Unlike supervised learning, clustering does not require labeled data. Instead, the algorithm tries to find natural groupings (clusters) in the dataset.

## Common Clustering Algorithms:
- **K-Means** → Divides data into `k` clusters.
- **Hierarchical Clustering** → Builds a tree of clusters.
- **DBSCAN** → Groups data points based on density.

In this notebook, we will focus on **KMeans clustering**.
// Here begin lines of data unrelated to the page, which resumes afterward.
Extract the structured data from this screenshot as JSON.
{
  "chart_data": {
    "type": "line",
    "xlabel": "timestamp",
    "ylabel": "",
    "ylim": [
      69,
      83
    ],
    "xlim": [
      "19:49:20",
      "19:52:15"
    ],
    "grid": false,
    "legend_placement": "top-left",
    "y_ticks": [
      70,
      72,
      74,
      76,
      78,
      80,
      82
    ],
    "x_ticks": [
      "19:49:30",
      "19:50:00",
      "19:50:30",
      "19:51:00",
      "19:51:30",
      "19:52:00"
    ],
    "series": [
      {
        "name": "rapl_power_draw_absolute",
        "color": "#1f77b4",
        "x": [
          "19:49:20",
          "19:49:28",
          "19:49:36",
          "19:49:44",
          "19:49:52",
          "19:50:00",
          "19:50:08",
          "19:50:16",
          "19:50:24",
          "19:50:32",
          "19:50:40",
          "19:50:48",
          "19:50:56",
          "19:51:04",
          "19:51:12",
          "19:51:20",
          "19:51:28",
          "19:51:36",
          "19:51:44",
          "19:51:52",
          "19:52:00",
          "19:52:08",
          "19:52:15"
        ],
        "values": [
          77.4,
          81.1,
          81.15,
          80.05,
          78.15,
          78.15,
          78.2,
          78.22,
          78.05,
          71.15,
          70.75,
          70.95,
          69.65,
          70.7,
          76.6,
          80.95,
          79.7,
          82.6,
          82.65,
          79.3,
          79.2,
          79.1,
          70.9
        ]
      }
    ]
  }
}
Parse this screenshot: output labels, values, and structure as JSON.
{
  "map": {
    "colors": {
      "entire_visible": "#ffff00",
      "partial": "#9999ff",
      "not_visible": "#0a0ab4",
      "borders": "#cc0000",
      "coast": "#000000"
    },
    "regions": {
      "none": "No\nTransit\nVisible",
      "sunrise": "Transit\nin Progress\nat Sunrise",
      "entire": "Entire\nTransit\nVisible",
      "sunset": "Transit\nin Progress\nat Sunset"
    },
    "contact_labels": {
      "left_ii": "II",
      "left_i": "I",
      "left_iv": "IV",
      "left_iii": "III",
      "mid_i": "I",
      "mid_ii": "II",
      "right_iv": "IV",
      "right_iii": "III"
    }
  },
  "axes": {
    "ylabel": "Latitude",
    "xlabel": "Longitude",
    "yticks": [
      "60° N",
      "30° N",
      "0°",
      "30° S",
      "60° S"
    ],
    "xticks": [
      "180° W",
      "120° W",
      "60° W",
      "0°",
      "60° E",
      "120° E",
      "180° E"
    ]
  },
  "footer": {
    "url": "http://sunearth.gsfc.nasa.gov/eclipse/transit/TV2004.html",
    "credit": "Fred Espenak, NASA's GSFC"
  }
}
## Importing Libraries and Dataset

In [None]:
import pandas as pd
import matplotlib.pyplot as plt
from sklearn.datasets import load_iris
from sklearn.cluster import KMeans

# Load Iris dataset
iris = load_iris()
df = pd.DataFrame(iris.data, columns=iris.feature_names)
df.head()

## Applying KMeans Clustering
We will cluster the Iris dataset into 3 groups (since we know there are 3 species, but remember unsupervised algorithms don't use labels).

In [None]:
# Create KMeans model
kmeans = KMeans(n_clusters=3, random_state=42)
df['cluster'] = kmeans.fit_predict(df)

df.head()

## Visualizing Clusters

In [None]:
plt.scatter(df['sepal length (cm)'], df['sepal width (cm)'], 
            c=df['cluster'], cmap='viridis', alpha=0.7)
plt.xlabel('Sepal Length (cm)')
plt.ylabel('Sepal Width (cm)')
plt.title('KMeans Clustering on Iris Dataset')
plt.show()

## Understanding the Results
- KMeans divided the dataset into **3 clusters**.
- The colors show the grouping made by the algorithm.
- These clusters may or may not perfectly align with the actual Iris species labels, but they capture the natural patterns in the data.

## Key Notes:
- KMeans requires choosing the number of clusters `k` beforehand.
- It works well with spherical-shaped clusters but may struggle with irregular patterns.
- Choosing the right `k` can be done using the **Elbow Method** or **Silhouette Score** (we’ll cover this later).